I have browsed a few folders in /home/mattermost/docker/volumes/app/mattermost/data/<date>/teams/<hash>/channels/<hash>/users/<hash>/<hash> and I can confirm each folder contains three images: img.jpg, img_preview.jpg, img_thumbnail.jpg. Their timestamps are from when I bulk imported the Slack history into Mattermost.

Thanks, that’s interesting. I’m not sure how to properly read this file, so we have to wait for @agnivade to do his magic, but what immediately comes to my mind here is that the server tries to generate new thumbnails but fails to save them and therefore does the same thing over and over again instead of just once. You said that the thumbnails and image files are from when you imported from slack, could it be that the data directory and the files in there are not writable by the mattermost application user?
When you create a new channel and post some images in there, can you also reproduce the behaviour in this channel and does the filesystem for this channel look similar to the one of an existing channel (with regards to the images available there)?

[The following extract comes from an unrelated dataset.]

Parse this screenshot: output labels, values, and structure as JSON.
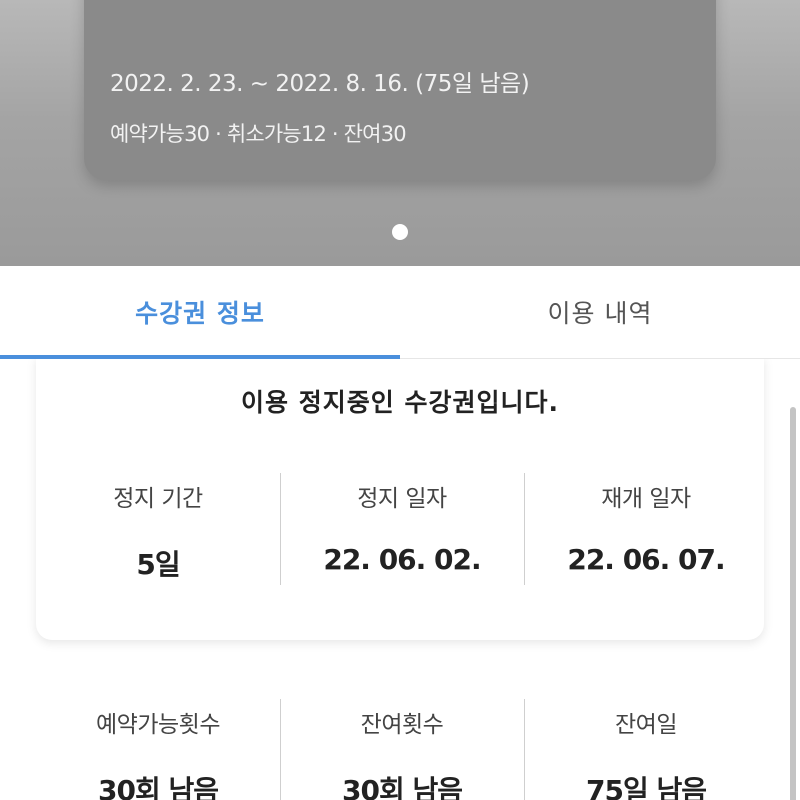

Hi @jlc - thanks for uploading the profile. It looks like the issue has to do with minipreviews. This is a 3rd category of images apart from thumbnails and previews and is stored in the database itself.

The problem seems to stem from the fact that each image does not seem to have a minipreview in the DB, and therefore MM tries to generate one. But it should not do it once it has been generated.

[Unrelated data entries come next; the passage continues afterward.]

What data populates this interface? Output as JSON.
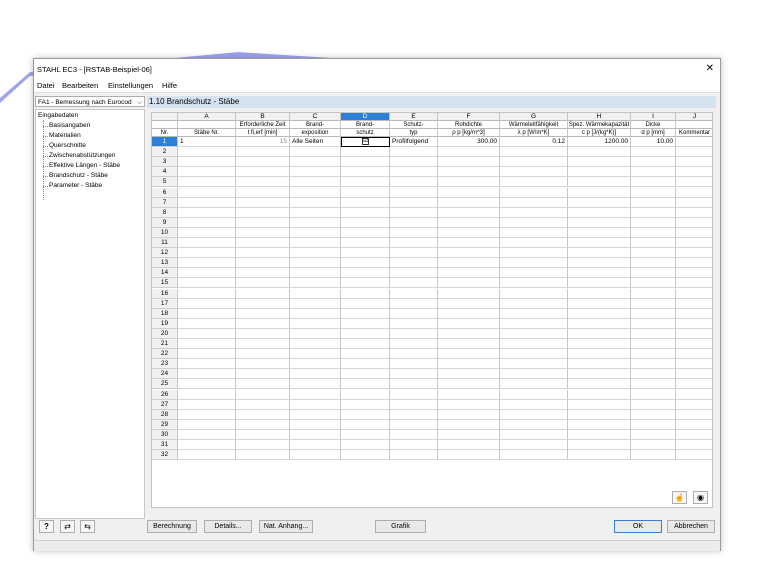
{
  "window": {
    "title": "STAHL EC3 - [RSTAB-Beispiel-06]",
    "close_glyph": "✕"
  },
  "menubar": {
    "items": [
      "Datei",
      "Bearbeiten",
      "Einstellungen",
      "Hilfe"
    ]
  },
  "module_select": {
    "value": "FA1 - Bemessung nach Eurocod",
    "chevron": "⌵"
  },
  "nav": {
    "root": "Eingabedaten",
    "items": [
      "Basisangaben",
      "Materialien",
      "Querschnitte",
      "Zwischenabstützungen",
      "Effektive Längen - Stäbe",
      "Brandschutz - Stäbe",
      "Parameter - Stäbe"
    ]
  },
  "table": {
    "title": "1.10 Brandschutz - Stäbe",
    "rownum_header": "Nr.",
    "columns": [
      {
        "letter": "A",
        "line1": "",
        "line2": "Stäbe Nr."
      },
      {
        "letter": "B",
        "line1": "Erforderliche Zeit",
        "line2": "t fi,erf [min]"
      },
      {
        "letter": "C",
        "line1": "Brand-",
        "line2": "exposition"
      },
      {
        "letter": "D",
        "line1": "Brand-",
        "line2": "schutz"
      },
      {
        "letter": "E",
        "line1": "Schutz-",
        "line2": "typ"
      },
      {
        "letter": "F",
        "line1": "Rohdichte",
        "line2": "ρ p [kg/m^3]"
      },
      {
        "letter": "G",
        "line1": "Wärmeleitfähigkeit",
        "line2": "λ p [W/m*K]"
      },
      {
        "letter": "H",
        "line1": "Spez. Wärmekapazität",
        "line2": "c p [J/(kg*K)]"
      },
      {
        "letter": "I",
        "line1": "Dicke",
        "line2": "d p [mm]"
      },
      {
        "letter": "J",
        "line1": "",
        "line2": "Kommentar"
      }
    ],
    "row1": {
      "members": "1",
      "time": "15",
      "exposure": "Alle Seiten",
      "protection_checked": "☑",
      "type": "Profilfolgend",
      "density": "300.00",
      "conductivity": "0.12",
      "capacity": "1200.00",
      "thickness": "10.00",
      "comment": ""
    },
    "row_numbers": [
      "1",
      "2",
      "3",
      "4",
      "5",
      "6",
      "7",
      "8",
      "9",
      "10",
      "11",
      "12",
      "13",
      "14",
      "15",
      "16",
      "17",
      "18",
      "19",
      "20",
      "21",
      "22",
      "23",
      "24",
      "25",
      "26",
      "27",
      "28",
      "29",
      "30",
      "31",
      "32"
    ]
  },
  "table_tools": {
    "pick_icon": "pointer-hand-icon",
    "view_icon": "eye-icon",
    "pick_glyph": "☝",
    "view_glyph": "◉"
  },
  "bottom_icons": {
    "help_glyph": "?",
    "export_glyph": "⇄",
    "import_glyph": "⇆"
  },
  "buttons": {
    "calculation": "Berechnung",
    "details": "Details...",
    "national_annex": "Nat. Anhang...",
    "graphics": "Grafik",
    "ok": "OK",
    "cancel": "Abbrechen"
  },
  "colors": {
    "accent": "#2e7fd6",
    "table_header_bg": "#d5e3f1",
    "background_shape": "#8f94e8"
  }
}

Can you turn on debug logging, and check if you see any lines like below:
error reading image file,
generateMiniPreview: prepareImage failed,
Unable to generate mini preview image,
creating mini preview failed

It seems like MM is not able to save the minipreview in the DB.

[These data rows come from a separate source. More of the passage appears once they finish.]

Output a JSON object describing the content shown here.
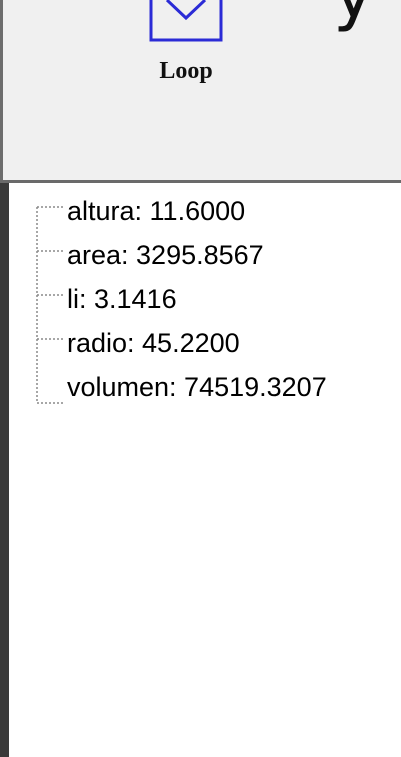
{
  "toolbar": {
    "loop_button": {
      "label": "Loop",
      "icon": "loop-icon"
    },
    "partial_glyph": "y"
  },
  "variables_tree": {
    "items": [
      {
        "text": "altura: 11.6000"
      },
      {
        "text": "area: 3295.8567"
      },
      {
        "text": "li: 3.1416"
      },
      {
        "text": "radio: 45.2200"
      },
      {
        "text": "volumen: 74519.3207"
      }
    ]
  },
  "colors": {
    "icon_stroke": "#2b2bd6",
    "panel_bg": "#ffffff",
    "window_bg": "#f0f0f0",
    "tree_line": "#8a8a8a"
  }
}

It appears I was mistaken when I said in my first post that there wasn’t anything in the logs. I thought the content of System Console > Server Logs was controlled by the setting Console Log Level, but it is actually controlled by File Log Level, I’m sorry I missed that… Now that I’ve set the latter to DEBUG, I can see the following output during the high CPU activity phase:

{"timestamp":"2023-01-23 22:17:03.085 +01:00","level":"debug","msg":"GetImageOrientation failed","caller":"app/file.go:1047","error":"failed to decode exif data: exif: failed to find exif intro marker"}
{"timestamp":"2023-01-23 22:17:03.736 +01:00","level":"debug","msg":"Received HTTP request","caller":"web/handlers.go:156","method":"GET","url":"/api/v4/files/7u95r3xrtpr1mgrf9d3du46r4c/thumbnail","request_id":"zgeprekcfjb3ucwnppxptw5qmh","status_code":"304"}
{"timestamp":"2023-01-23 22:17:04.503 +01:00","level":"debug","msg":"GetImageOrientation failed","caller":"app/file.go:1047","error":"failed to decode exif data: EOF"}
{"timestamp":"2023-01-23 22:17:05.294 +01:00","level":"debug","msg":"Received HTTP request","caller":"web/handlers.go:156","method":"GET","url":"/api/v4/files/yzkhgow1dbngt8hkrgzrxed3tc/thumbnail","request_id":"w8yzos49wfgamr34y7bjfp8g7r","status_code":"304"}
{"timestamp":"2023-01-23 22:17:06.072 +01:00","level":"debug","msg":"GetImageOrientation failed","caller":"app/file.go:1047","error":"failed to decode exif data: EOF"}

(it goes on for 30 seconds)

That GetImageOrientation failed error has already been noticed last fall by another user, who submitted a fix that was merged to the master branch on October 12, 2022. That commit wasn’t picked up for the last updates of ESR 7.1 which is why it still affects default Docker installations of Mattermost.

I pointed my .env file to the 7.7 tag, and I can confirm the issue is gone. There is still high CPU activity, but it is limited to the first time the channel is open, and then even after restarting the client channels open super fast.

Thanks a lot for your help!

Awesome, that’s great to hear - thanks for posting the solution and good to know you’re up and running now! 7.8 (the next ESR version) will be released in February, so you can switch to it in a few weeks in order to be on an ESR branch instead of going with 7.1.